1. The detailed pathophysiology of migraine is beginning to be understood and is likely to involve activation of trigeminovascular afferents. 2. Clinically effective anti-migraine compounds are believed to have actions that include peripheral inhibition of calcitonin gene-related peptide (CGRP) release from trigeminal neurones, or preventing dural vessel dilation, or both. CGRP antagonists can block both neurogenic and CGRP-induced dural vessel dilation. 3. Nitric oxide (NO) can induce headache in migraine patients and often triggers a delayed migraine. The initial headache is thought to be caused via a direct action of the NO-cGMP pathway that causes vasodilation by vascular smooth muscle relaxation, while the delayed headache is likely to be a result of triggering trigeminovascular activation.

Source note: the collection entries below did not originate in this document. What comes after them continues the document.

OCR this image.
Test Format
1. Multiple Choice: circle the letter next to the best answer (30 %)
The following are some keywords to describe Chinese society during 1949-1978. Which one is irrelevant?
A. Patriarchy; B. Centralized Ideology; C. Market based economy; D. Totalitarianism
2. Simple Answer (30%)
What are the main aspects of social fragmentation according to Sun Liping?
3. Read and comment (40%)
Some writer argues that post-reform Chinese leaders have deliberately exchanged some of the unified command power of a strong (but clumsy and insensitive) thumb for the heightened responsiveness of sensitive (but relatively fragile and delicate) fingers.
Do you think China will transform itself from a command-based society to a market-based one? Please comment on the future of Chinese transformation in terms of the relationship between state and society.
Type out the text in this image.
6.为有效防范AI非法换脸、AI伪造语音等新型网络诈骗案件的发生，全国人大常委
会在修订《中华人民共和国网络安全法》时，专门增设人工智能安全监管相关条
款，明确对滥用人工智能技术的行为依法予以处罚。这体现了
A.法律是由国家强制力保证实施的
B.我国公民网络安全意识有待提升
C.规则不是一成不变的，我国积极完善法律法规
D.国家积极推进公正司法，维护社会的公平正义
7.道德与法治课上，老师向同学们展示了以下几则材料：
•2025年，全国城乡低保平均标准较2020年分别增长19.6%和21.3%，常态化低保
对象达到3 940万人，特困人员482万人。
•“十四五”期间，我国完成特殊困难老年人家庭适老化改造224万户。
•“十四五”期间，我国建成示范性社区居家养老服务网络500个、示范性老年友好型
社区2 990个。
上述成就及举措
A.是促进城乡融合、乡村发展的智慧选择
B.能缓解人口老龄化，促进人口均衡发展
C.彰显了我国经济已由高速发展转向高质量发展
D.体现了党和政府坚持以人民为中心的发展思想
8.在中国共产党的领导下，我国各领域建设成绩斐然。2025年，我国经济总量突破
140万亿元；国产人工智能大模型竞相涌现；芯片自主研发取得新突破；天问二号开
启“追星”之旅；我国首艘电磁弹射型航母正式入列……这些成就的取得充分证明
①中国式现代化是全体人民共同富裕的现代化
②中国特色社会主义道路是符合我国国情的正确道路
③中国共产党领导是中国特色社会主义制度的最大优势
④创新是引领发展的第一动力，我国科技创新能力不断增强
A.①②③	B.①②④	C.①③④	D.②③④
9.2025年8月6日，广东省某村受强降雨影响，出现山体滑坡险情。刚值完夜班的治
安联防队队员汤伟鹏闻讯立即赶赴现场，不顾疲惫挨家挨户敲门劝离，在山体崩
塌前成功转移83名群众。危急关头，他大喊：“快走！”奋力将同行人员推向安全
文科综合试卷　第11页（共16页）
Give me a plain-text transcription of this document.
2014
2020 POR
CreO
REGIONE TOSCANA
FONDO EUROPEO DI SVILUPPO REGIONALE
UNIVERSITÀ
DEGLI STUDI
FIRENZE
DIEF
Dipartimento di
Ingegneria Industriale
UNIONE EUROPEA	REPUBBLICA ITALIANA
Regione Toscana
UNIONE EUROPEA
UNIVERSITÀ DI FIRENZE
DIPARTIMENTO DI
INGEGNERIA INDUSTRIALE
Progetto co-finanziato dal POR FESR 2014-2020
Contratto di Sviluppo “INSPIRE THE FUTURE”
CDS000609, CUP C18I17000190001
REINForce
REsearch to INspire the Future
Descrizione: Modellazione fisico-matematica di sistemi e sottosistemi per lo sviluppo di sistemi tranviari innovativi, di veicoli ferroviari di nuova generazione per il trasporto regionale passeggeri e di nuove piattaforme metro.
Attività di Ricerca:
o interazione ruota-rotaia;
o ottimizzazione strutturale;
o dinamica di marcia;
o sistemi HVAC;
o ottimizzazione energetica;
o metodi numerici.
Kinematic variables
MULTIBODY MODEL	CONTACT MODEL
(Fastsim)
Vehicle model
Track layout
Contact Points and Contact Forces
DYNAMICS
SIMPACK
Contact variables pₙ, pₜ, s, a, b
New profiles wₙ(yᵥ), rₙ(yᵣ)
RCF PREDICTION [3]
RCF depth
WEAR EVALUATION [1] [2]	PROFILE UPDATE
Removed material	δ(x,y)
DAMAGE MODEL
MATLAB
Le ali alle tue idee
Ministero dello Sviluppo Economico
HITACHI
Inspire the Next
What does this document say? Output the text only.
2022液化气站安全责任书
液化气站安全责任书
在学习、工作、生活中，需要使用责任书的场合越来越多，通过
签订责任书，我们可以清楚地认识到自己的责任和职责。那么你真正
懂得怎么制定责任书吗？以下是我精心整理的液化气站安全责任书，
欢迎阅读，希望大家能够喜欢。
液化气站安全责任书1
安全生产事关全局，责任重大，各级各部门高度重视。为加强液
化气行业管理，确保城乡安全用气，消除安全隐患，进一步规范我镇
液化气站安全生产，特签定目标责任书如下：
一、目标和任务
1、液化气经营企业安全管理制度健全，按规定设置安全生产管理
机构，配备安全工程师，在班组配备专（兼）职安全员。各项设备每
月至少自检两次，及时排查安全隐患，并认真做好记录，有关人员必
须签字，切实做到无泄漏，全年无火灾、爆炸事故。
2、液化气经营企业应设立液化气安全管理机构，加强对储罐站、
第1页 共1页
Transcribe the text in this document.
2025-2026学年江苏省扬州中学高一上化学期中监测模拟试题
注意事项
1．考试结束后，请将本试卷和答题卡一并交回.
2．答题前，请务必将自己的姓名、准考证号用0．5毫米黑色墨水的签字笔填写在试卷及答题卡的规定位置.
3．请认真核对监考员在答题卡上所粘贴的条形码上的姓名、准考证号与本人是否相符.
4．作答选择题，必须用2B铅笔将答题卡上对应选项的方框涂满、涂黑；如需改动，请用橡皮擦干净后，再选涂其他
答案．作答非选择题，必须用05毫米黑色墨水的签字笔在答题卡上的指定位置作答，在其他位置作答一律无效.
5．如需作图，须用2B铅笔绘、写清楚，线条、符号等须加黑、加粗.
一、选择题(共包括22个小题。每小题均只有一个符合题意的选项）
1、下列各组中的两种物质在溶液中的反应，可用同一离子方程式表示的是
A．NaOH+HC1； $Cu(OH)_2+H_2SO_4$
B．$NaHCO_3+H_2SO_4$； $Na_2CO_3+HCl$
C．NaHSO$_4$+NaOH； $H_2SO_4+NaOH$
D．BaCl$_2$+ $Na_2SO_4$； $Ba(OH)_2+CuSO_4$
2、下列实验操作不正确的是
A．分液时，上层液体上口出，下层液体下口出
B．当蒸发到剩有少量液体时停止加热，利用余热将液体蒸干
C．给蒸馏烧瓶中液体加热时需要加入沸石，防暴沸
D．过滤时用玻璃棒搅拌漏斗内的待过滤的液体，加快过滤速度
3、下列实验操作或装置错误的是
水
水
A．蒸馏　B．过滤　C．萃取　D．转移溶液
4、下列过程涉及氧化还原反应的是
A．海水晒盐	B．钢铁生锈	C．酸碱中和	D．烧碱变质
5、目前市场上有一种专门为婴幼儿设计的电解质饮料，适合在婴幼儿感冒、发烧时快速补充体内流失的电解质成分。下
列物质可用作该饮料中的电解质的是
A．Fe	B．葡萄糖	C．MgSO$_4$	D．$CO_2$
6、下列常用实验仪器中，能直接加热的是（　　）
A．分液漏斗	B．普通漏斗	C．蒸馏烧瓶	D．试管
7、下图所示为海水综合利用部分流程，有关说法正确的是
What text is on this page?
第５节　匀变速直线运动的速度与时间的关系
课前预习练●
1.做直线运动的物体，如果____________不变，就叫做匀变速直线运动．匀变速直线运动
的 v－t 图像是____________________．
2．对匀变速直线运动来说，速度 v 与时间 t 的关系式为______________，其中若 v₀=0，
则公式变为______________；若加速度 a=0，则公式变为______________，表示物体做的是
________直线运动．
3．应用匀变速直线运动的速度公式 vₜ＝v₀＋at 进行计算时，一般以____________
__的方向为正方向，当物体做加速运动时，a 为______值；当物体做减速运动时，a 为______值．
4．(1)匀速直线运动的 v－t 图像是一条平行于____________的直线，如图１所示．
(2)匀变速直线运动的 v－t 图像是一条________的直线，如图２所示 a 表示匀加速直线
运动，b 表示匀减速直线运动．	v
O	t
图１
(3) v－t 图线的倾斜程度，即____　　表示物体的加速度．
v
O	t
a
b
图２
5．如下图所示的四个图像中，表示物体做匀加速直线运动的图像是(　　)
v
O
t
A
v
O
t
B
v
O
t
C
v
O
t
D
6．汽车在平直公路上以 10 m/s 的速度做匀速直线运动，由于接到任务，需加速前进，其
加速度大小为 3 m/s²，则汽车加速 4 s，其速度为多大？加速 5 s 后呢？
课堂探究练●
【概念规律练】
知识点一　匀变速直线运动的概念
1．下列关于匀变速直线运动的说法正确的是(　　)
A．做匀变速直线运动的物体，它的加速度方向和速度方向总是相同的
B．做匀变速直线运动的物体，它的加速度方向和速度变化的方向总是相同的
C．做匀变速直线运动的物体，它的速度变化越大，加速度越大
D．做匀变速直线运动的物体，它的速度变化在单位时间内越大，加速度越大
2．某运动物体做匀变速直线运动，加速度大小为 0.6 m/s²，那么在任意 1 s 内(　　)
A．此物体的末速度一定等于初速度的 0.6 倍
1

Nitric oxide synthase (NOS) inhibitors are effective in the treatment of acute migraine. 4. The present studies used intravital microscopy to examine the effects of specific NOS inhibitors on neurogenic dural vasodilation (NDV) and CGRP-induced dilation. 5. The non-specific and neuronal NOS (nNOS) inhibitors were able to partially inhibit NDV, while the non-specific and endothelial NOS (eNOS) inhibitors were able to partially inhibit the CGRP induced dilation. 6. There was no effect of the inducible NOS (iNOS) inhibitor. 7. The data suggest that the delayed headache response triggered by NO donors in humans may be due, in part, to increased nNOS activity in the trigeminal system that causes CGRP release and dural vessel dilation. 8. Further, eNOS activity in the endothelium causes NO production and smooth muscle relaxation by direct activation of the NO-cGMP pathway, and may be involved in the initial headache response.

Figure 1

Effects of L-NAME on (A) electrical stimulation and (B) CGRP induced dilation. Following control responses rats were injected with L-NAME and then electrical stimulation (50–300 μA) or CGRP (1 μg kg⁻¹) injection repeated. *P<0.05.

Figure 2

Effects of (A) DPI on electrical stimulation and CGRP induced dilation and (B) L-NIO on CGRP induced dilation. Following control responses rats were injected with DPI or L-NIO and then electrical stimulation (50–300 μA) or CGRP (1 μg kg⁻¹) injection repeated. *P<0.05.

Figure 3

Effects of SMTC on (A) electrical stimulation and (B) CGRP induced dilation. Following control responses rats were injected with SMTC and then electrical stimulation (50–300 μA) or CGRP (1 μg kg⁻¹) injection repeated. *P<0.05.

Figure 4

Effects of SMT on (A) electrical stimulation and (B) CGRP induced dilation. Following control responses rats were injected with SMTC and then electrical stimulation (50–300 μA) or CGRP (1 μg kg⁻¹) injection repeated. *P<0.05.